では、何らかの独自機能のおかげでマンダロリアンの古い宇宙船が気付かれないまま相手の船に近づくことができたとしましょう。ゼロが信号を妨害し隠す方法を知っていたので、監獄船のシステムはよそ者の着船を検知できなかったと仮定しましょう。また、本当にセキュリティシステムに侵入することが可能だったとしましょう(外部から接続するという考えそのものが普通ではありませんが)。そしてその結果、外部ハッチのセキュリティが破られたときにセキュリティシステムが警報を発しなかったので、セキュリティドロイドとの小競り合いでようやく警報が発せられたとき、ゼロは増援部隊を船の別の場所へ送ることができたと仮定しましょう。
これらすべてを仮定したとしても、一体なぜ、監房を内側から開けられる錠が監房内にあるのでしょう?なぜ、電子システムをまったく使わず、セキュリティドロイドの腕を使って開けることが可能なのでしょうか?そして何より、この空飛ぶ大混乱をマンダロリアンが「最強に安全な輸送」と表現するのはどういうことなのでしょうか?

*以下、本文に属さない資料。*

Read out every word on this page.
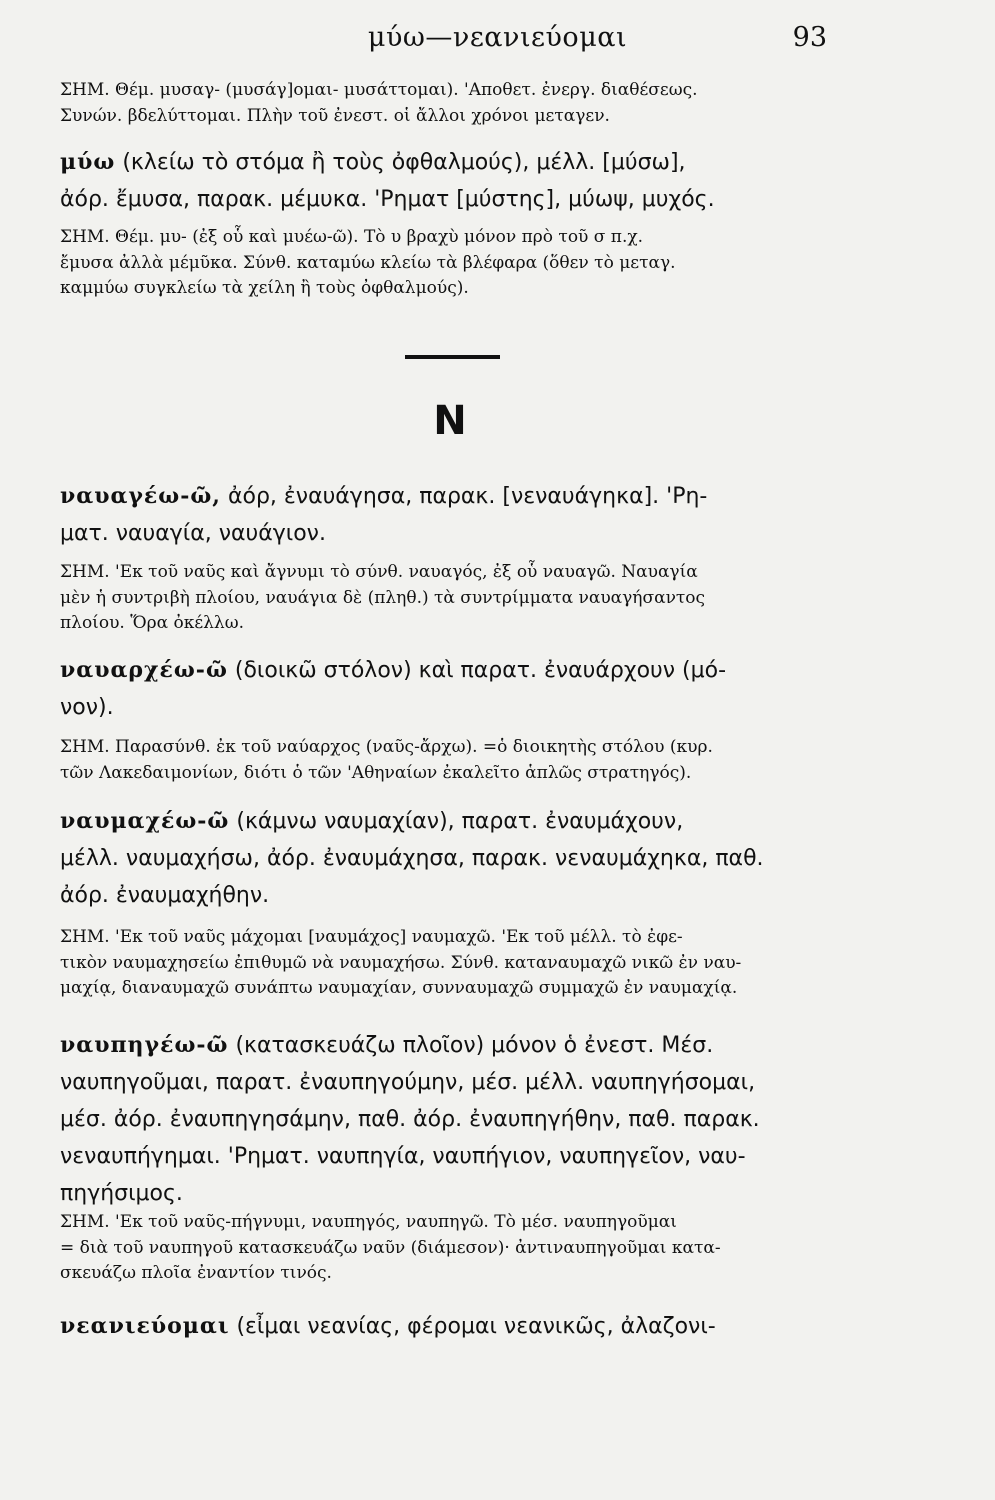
μύω—νεανιεύομαι	93
ΣΗΜ. Θέμ. μυσαγ- (μυσάγ]ομαι- μυσάττομαι). 'Αποθετ. ἐνεργ. διαθέσεως.
Συνών. βδελύττομαι. Πλὴν τοῦ ἐνεστ. οἱ ἄλλοι χρόνοι μεταγεν.
μύω (κλείω τὸ στόμα ἢ τοὺς ὀφθαλμούς), μέλλ. [μύσω],
ἀόρ. ἔμυσα, παρακ. μέμυκα. 'Ρηματ [μύστης], μύωψ, μυχός.
ΣΗΜ. Θέμ. μυ- (ἐξ οὗ καὶ μυέω-ῶ). Τὸ υ βραχὺ μόνον πρὸ τοῦ σ π.χ.
ἔμυσα ἀλλὰ μέμῦκα. Σύνθ. καταμύω κλείω τὰ βλέφαρα (ὅθεν τὸ μεταγ.
καμμύω συγκλείω τὰ χείλη ἢ τοὺς ὀφθαλμούς).
Ν
ναυαγέω-ῶ, ἀόρ, ἐναυάγησα, παρακ. [νεναυάγηκα]. 'Ρη-
ματ. ναυαγία, ναυάγιον.
ΣΗΜ. 'Εκ τοῦ ναῦς καὶ ἄγνυμι τὸ σύνθ. ναυαγός, ἐξ οὗ ναυαγῶ. Ναυαγία
μὲν ἡ συντριβὴ πλοίου, ναυάγια δὲ (πληθ.) τὰ συντρίμματα ναυαγήσαντος
πλοίου. Ὅρα ὀκέλλω.
ναυαρχέω-ῶ (διοικῶ στόλον) καὶ παρατ. ἐναυάρχουν (μό-
νον).
ΣΗΜ. Παρασύνθ. ἐκ τοῦ ναύαρχος (ναῦς-ἄρχω). =ὁ διοικητὴς στόλου (κυρ.
τῶν Λακεδαιμονίων, διότι ὁ τῶν 'Αθηναίων ἐκαλεῖτο ἁπλῶς στρατηγός).
ναυμαχέω-ῶ (κάμνω ναυμαχίαν), παρατ. ἐναυμάχουν,
μέλλ. ναυμαχήσω, ἀόρ. ἐναυμάχησα, παρακ. νεναυμάχηκα, παθ.
ἀόρ. ἐναυμαχήθην.
ΣΗΜ. 'Εκ τοῦ ναῦς μάχομαι [ναυμάχος] ναυμαχῶ. 'Εκ τοῦ μέλλ. τὸ ἐφε-
τικὸν ναυμαχησείω ἐπιθυμῶ νὰ ναυμαχήσω. Σύνθ. καταναυμαχῶ νικῶ ἐν ναυ-
μαχίᾳ, διαναυμαχῶ συνάπτω ναυμαχίαν, συνναυμαχῶ συμμαχῶ ἐν ναυμαχίᾳ.
ναυπηγέω-ῶ (κατασκευάζω πλοῖον) μόνον ὁ ἐνεστ. Μέσ.
ναυπηγοῦμαι, παρατ. ἐναυπηγούμην, μέσ. μέλλ. ναυπηγήσομαι,
μέσ. ἀόρ. ἐναυπηγησάμην, παθ. ἀόρ. ἐναυπηγήθην, παθ. παρακ.
νεναυπήγημαι. 'Ρηματ. ναυπηγία, ναυπήγιον, ναυπηγεῖον, ναυ-
πηγήσιμος.
ΣΗΜ. 'Εκ τοῦ ναῦς-πήγνυμι, ναυπηγός, ναυπηγῶ. Τὸ μέσ. ναυπηγοῦμαι
= διὰ τοῦ ναυπηγοῦ κατασκευάζω ναῦν (διάμεσον)· ἀντιναυπηγοῦμαι κατα-
σκευάζω πλοῖα ἐναντίον τινός.
νεανιεύομαι (εἶμαι νεανίας, φέρομαι νεανικῶς, ἀλαζονι-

このエピソードでは、ホーミングビーコンの形をした、共和国戦闘機の偵察ユニットを召喚する怪しげなセキュリティデバイスも登場します。確かに、彼らは目標を捉えるでしょう。その後は?目標の相手は船内です。共和国の戦闘機は囚人たちもろとも船を吹っ飛ばすつもりなのでしょうか?3人のパイロットは着船して中で戦うのでしょうか?少なくとも、召喚デバイスは機能しているようです。
同シリーズの中には、このほかにもこまごまと、目立たないながら情報セキュリティの観点から見た大惨事が見られます。たとえば最終エピソードで、マンダロリアン(歴戦の戦士であり賞金稼ぎとされている)はオープンなチャネルを通じてクイールと通信し、これをストームトルーパーが聞いていてクイールを捕らえます。初期スター・ウォーズのこともお忘れなく—電子錠が撃たれて開く描写がありました。
遠い昔、はるか彼方の銀河系では、サイバーセキュリティがとても、とてもお粗末でした。